NEPHELE in INTEL4EC 2025
Milan, Italy

The paper “Online Learning Techniques for Occupancy Detection on Resource Constrained Devices” by Flavio Renzi, Haoyu Ren, Alessio Bernardo, Giacomo Ziffer, Darko Anicic and Emanuele Della Valle - some NEPHELE colleages from SIEMENS - have been accepted by INTEL4EC 2025 and presented to the audience on 4th June 2025 in Politecnico di Milano campus.

Intel4EC workshop aims to bring together researchers, developers and practitioners from academia and industry to present their experiences, results and research progress covering architectural designs, methods and applications of AI/ML/LLM-enabled Edge-Cloud operations and services. Intel4EC looks forward to helping the community define open standards, AI/ML benchmarks that contribute to experiment reproducibility and systematize the complete management pipeline for a myriad of Cloud-Edge operations.

This paper is related to their activity in NEPHELE Use Case 3 about  energy efficiency.

In light of the increasing impact of climate change, the demand for energy-efficient solutions across various sectors is becoming crucial. This paper explores the feasibility of utilizing Online Learning techniques to detect room occupancy in smart buildings, addressing the challenges of privacy and cost. 

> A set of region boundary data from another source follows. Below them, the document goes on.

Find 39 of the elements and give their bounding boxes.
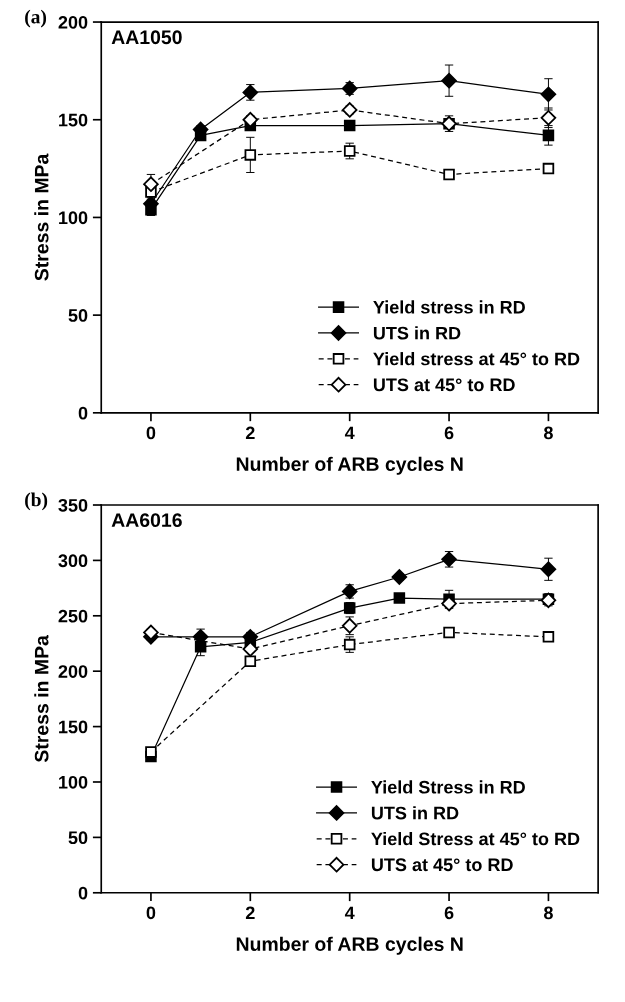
legend-label: Yield Stress at 45° to RD: [371, 832, 580, 846]
y-tick-label: 0: [78, 886, 88, 900]
x-tick-label: 4: [344, 426, 355, 440]
x-tick-label: 0: [146, 426, 156, 440]
y-tick-label: 150: [59, 113, 88, 127]
chart-title: (a): [25, 9, 47, 28]
y-axis-title: Stress in MPa: [34, 635, 49, 763]
x-tick-label: 0: [146, 906, 156, 920]
x-axis-title: Number of ARB cycles N: [236, 936, 463, 955]
annotation: AA6016: [111, 513, 182, 528]
x-axis-title: Number of ARB cycles N: [236, 456, 463, 475]
legend-label: UTS in RD: [371, 806, 459, 820]
x-tick-label: 2: [245, 426, 255, 440]
legend-label: Yield stress in RD: [373, 300, 525, 314]
legend-label: Yield stress at 45° to RD: [373, 352, 580, 366]
x-tick-label: 8: [543, 426, 553, 440]
y-axis-title: Stress in MPa: [34, 153, 49, 281]
y-tick-label: 200: [58, 15, 88, 29]
y-tick-label: 50: [68, 309, 88, 322]
y-tick-label: 0: [78, 406, 88, 420]
legend-label: UTS at 45° to RD: [373, 378, 515, 392]
x-tick-label: 6: [444, 906, 454, 920]
y-tick-label: 200: [58, 665, 88, 678]
chart-title: (b): [25, 492, 48, 511]
x-tick-label: 2: [245, 906, 255, 920]
x-tick-label: 8: [543, 906, 553, 920]
x-tick-label: 6: [444, 426, 454, 440]
legend-label: UTS at 45° to RD: [371, 858, 513, 872]
legend-label: Yield Stress in RD: [371, 780, 525, 794]
y-tick-label: 350: [58, 498, 88, 512]
y-tick-label: 150: [59, 720, 88, 734]
annotation: AA1050: [111, 30, 182, 45]
y-tick-label: 300: [58, 554, 88, 568]
y-tick-label: 50: [68, 831, 88, 845]
y-tick-label: 100: [59, 775, 88, 789]
y-tick-label: 250: [58, 609, 88, 623]
y-tick-label: 100: [59, 211, 88, 225]
x-tick-label: 4: [344, 906, 355, 920]
legend-label: UTS in RD: [373, 326, 461, 340]
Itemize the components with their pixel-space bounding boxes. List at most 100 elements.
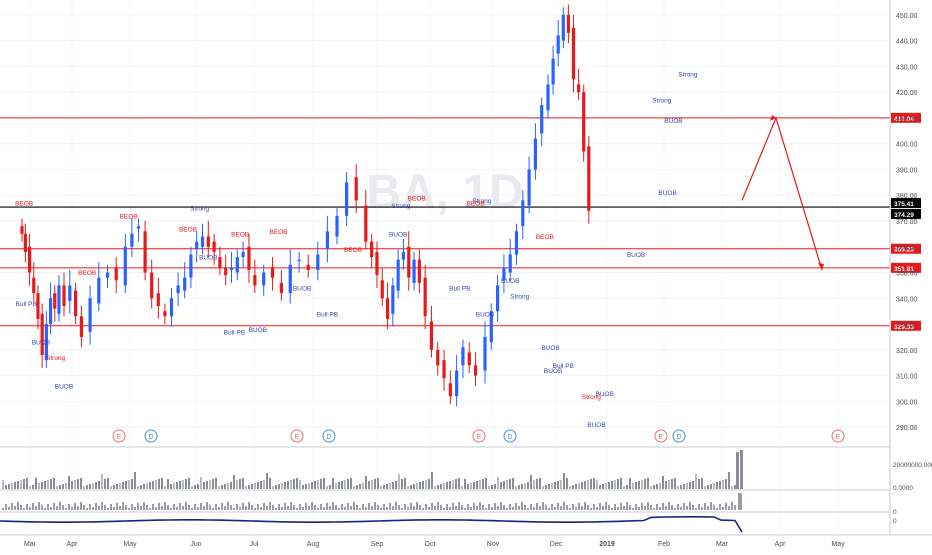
annotation-label: BEOB [269, 229, 287, 236]
oscillator-bar [65, 508, 67, 510]
volume-bar [86, 485, 88, 489]
oscillator-bar [377, 505, 379, 510]
volume-bar [464, 479, 466, 489]
annotation-label: BUOB [55, 383, 73, 390]
event-marker[interactable] [322, 429, 336, 443]
oscillator-bar [560, 506, 562, 510]
annotation-label: Bull PB [224, 329, 245, 336]
oscillator-bar [347, 503, 349, 510]
annotation-label: Strong [472, 198, 492, 205]
volume-bar [74, 480, 76, 489]
oscillator-bar [161, 506, 163, 510]
event-marker-label: E [477, 434, 482, 441]
candle [540, 105, 544, 134]
y-tick-label: 400.00 [896, 142, 918, 149]
volume-bar [374, 479, 376, 489]
candle [508, 254, 512, 273]
level-label: 329.33 [894, 324, 914, 331]
oscillator-bar [539, 506, 541, 510]
volume-bar [638, 481, 640, 489]
oscillator-bar [170, 508, 172, 510]
oscillator-bar [605, 502, 607, 510]
volume-bar [335, 483, 337, 489]
candle [467, 352, 471, 366]
price-axis[interactable]: 290.00 300.00 310.00 320.00 330.00 340.00 350.… [889, 0, 918, 535]
volume-bar [659, 483, 661, 489]
event-marker[interactable] [672, 429, 686, 443]
annotation-label: BEOB [78, 270, 96, 277]
oscillator-bar [17, 502, 19, 510]
candle [88, 298, 92, 332]
candle [195, 241, 199, 250]
oscillator-bar [209, 505, 211, 510]
oscillator-bar [440, 505, 442, 510]
volume-bar [44, 481, 46, 489]
oscillator-bar [332, 502, 334, 510]
volume-bar [113, 485, 115, 489]
oscillator-bar [98, 506, 100, 510]
oscillator-bar [8, 507, 10, 510]
oscillator-bar [296, 508, 298, 510]
volume-bar [578, 483, 580, 489]
volume-pane: 20000000.0000 [0, 446, 932, 489]
oscillator-bar [179, 503, 181, 510]
volume-bar [182, 480, 184, 489]
volume-bar [80, 478, 82, 489]
oscillator-bar [578, 503, 580, 510]
oscillator-bar [59, 502, 61, 510]
candle [270, 267, 275, 278]
x-tick-label: Feb [658, 541, 670, 548]
event-marker[interactable] [831, 429, 845, 443]
volume-bar [683, 484, 685, 489]
oscillator-bar [689, 502, 691, 510]
oscillator-bar [527, 508, 529, 510]
oscillator-bar [278, 504, 280, 510]
volume-bar [611, 481, 613, 489]
volume-bar [599, 485, 601, 489]
volume-bar [530, 475, 532, 489]
grid [0, 2, 890, 530]
volume-bar [476, 481, 478, 489]
volume-bar [350, 478, 352, 489]
event-marker[interactable] [290, 429, 304, 443]
volume-bar [536, 479, 538, 489]
event-marker[interactable] [654, 429, 668, 443]
volume-bar [287, 481, 289, 489]
candle [288, 264, 292, 294]
oscillator-bar [266, 506, 268, 510]
candle [68, 285, 72, 301]
oscillator-bar [212, 508, 214, 510]
volume-bar [383, 485, 385, 489]
oscillator-bar [587, 505, 589, 510]
event-marker[interactable] [112, 429, 126, 443]
candle [229, 267, 234, 270]
event-marker[interactable] [472, 429, 486, 443]
volume-bar [710, 484, 712, 489]
event-marker[interactable] [503, 429, 517, 443]
oscillator-bar [738, 493, 742, 510]
volume-bar [362, 483, 364, 489]
oscillator-bar [188, 505, 190, 510]
volume-bar [119, 483, 121, 489]
volume-bar [98, 481, 100, 489]
volume-bar [389, 483, 391, 489]
event-marker-label: D [676, 434, 681, 441]
oscillator-bar [89, 504, 91, 510]
oscillator-bar [281, 507, 283, 510]
oscillator-bar [305, 503, 307, 510]
oscillator-bar [329, 506, 331, 510]
volume-bar [473, 482, 475, 489]
oscillator-bar [584, 502, 586, 510]
x-tick-label: Jun [190, 541, 201, 548]
candle [375, 251, 379, 276]
volume-bar [518, 485, 520, 489]
y-tick-label: 420.00 [896, 90, 918, 97]
annotation-label: Strong [678, 72, 698, 79]
event-marker[interactable] [144, 429, 158, 443]
time-axis[interactable]: Mar Apr May Jun Jul Aug Sep Oct Nov Dec 2019 Feb Mar… [0, 534, 932, 548]
oscillator-bar [485, 508, 487, 510]
y-tick-label: 450.00 [896, 13, 918, 20]
candle [345, 182, 349, 216]
candle [97, 277, 101, 304]
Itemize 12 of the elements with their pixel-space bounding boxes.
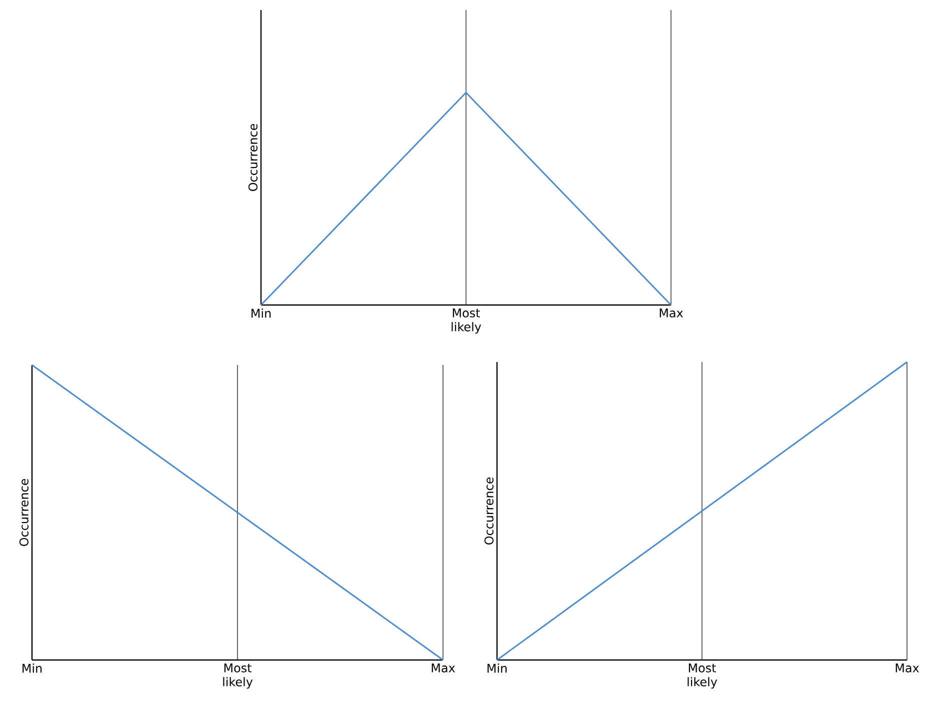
x-tick-label: Max: [432, 664, 455, 672]
x-tick-label: Most likely: [688, 664, 718, 689]
x-tick-label: Min: [252, 308, 271, 318]
y-axis-title: Occurrence: [19, 478, 28, 546]
x-tick-label: Most likely: [223, 664, 253, 689]
x-tick-label: Min: [488, 664, 507, 673]
x-tick-label: Max: [896, 664, 919, 672]
x-tick-label: Max: [660, 308, 683, 318]
y-axis-title: Occurrence: [484, 477, 494, 544]
x-tick-label: Min: [22, 664, 42, 673]
y-axis-title: Occurrence: [248, 124, 258, 191]
x-tick-label: Most likely: [452, 308, 482, 334]
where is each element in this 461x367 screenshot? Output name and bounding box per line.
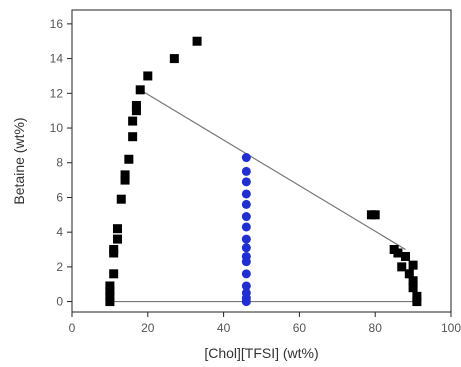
y-axis-label: Betaine (wt%) (11, 117, 27, 204)
y-tick-label: 4 (56, 225, 63, 239)
binodal-point (397, 262, 407, 272)
mixture-point (241, 281, 251, 291)
binodal-point (401, 251, 411, 261)
mixture-point (241, 234, 251, 244)
plot-frame (71, 9, 452, 313)
mixture-point (241, 199, 251, 209)
axes: 0 20 40 60 80 100 0 2 4 6 8 10 12 14 16 (50, 17, 461, 335)
binodal-point (143, 71, 153, 81)
binodal-point (128, 116, 138, 126)
binodal-point (131, 100, 141, 110)
x-tick-label: 20 (141, 321, 155, 335)
mixture-point (241, 222, 251, 232)
binodal-point (112, 234, 122, 244)
x-tick-label: 0 (69, 321, 76, 335)
binodal-point (393, 248, 403, 258)
binodal-point (131, 106, 141, 116)
x-axis-label: [Chol][TFSI] (wt%) (204, 345, 318, 361)
binodal-point (120, 170, 130, 180)
mixture-point (241, 288, 251, 298)
binodal-point (404, 269, 414, 279)
y-tick-label: 12 (50, 86, 64, 100)
binodal-point (128, 132, 138, 142)
x-tick-label: 40 (217, 321, 231, 335)
binodal-point (408, 283, 418, 293)
binodal-point (109, 269, 119, 279)
mixture-point (241, 153, 251, 163)
binodal-point (192, 36, 202, 46)
y-tick-label: 14 (50, 52, 64, 66)
y-tick-label: 0 (56, 295, 63, 309)
binodal-point (169, 54, 179, 64)
binodal-point (135, 85, 145, 95)
binodal-point (105, 297, 115, 307)
x-tick-label: 100 (441, 321, 461, 335)
binodal-point (120, 175, 130, 185)
binodal-point (105, 291, 115, 301)
binodal-point (116, 194, 126, 204)
binodal-point (105, 281, 115, 291)
y-tick-label: 6 (56, 190, 63, 204)
mixture-point (241, 177, 251, 187)
binodal-point (370, 210, 380, 220)
binodal-point (412, 297, 422, 307)
mixture-point (241, 251, 251, 261)
mixture-point (241, 166, 251, 176)
mixture-point (241, 189, 251, 199)
binodal-point (109, 245, 119, 255)
y-tick-label: 2 (56, 260, 63, 274)
mixture-point (241, 269, 251, 279)
y-tick-label: 10 (50, 121, 64, 135)
binodal-point (408, 260, 418, 270)
x-tick-label: 80 (369, 321, 383, 335)
binodal-point (412, 291, 422, 301)
tie-line (139, 89, 406, 251)
y-tick-label: 16 (50, 17, 64, 31)
binodal-point (408, 276, 418, 286)
y-tick-label: 8 (56, 156, 63, 170)
plot-content (105, 36, 422, 307)
mixture-point (241, 212, 251, 222)
mixture-point (241, 243, 251, 253)
binodal-point (105, 286, 115, 296)
binodal-point (112, 224, 122, 234)
x-tick-label: 60 (293, 321, 307, 335)
binodal-point (124, 154, 134, 164)
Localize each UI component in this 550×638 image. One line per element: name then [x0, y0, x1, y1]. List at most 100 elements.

The methodology presented in this paper leverages existing environmental sensor data without requiring additional hardware, ensuring privacy and cost efficiency. The adaptability of Online Learning models to new environments is a key advantage, eliminating the need for extensive data storage and making the approach suitable for real-world applications. This research focuses on developing and testing this innovative approach, emphasising the constraints of embedded devices to ensure practical deployment without new hardware requirements. Its extensive testing campaign evaluates the performance of the five most commonly used algorithms in this field, highlighting the viability of Online Learning techniques for deployment on embedded devices. This research lays the foundation for developing energy-efficient solutions in smart buildings, offering a cost-effective and privacy-oriented approach to occupancy detection.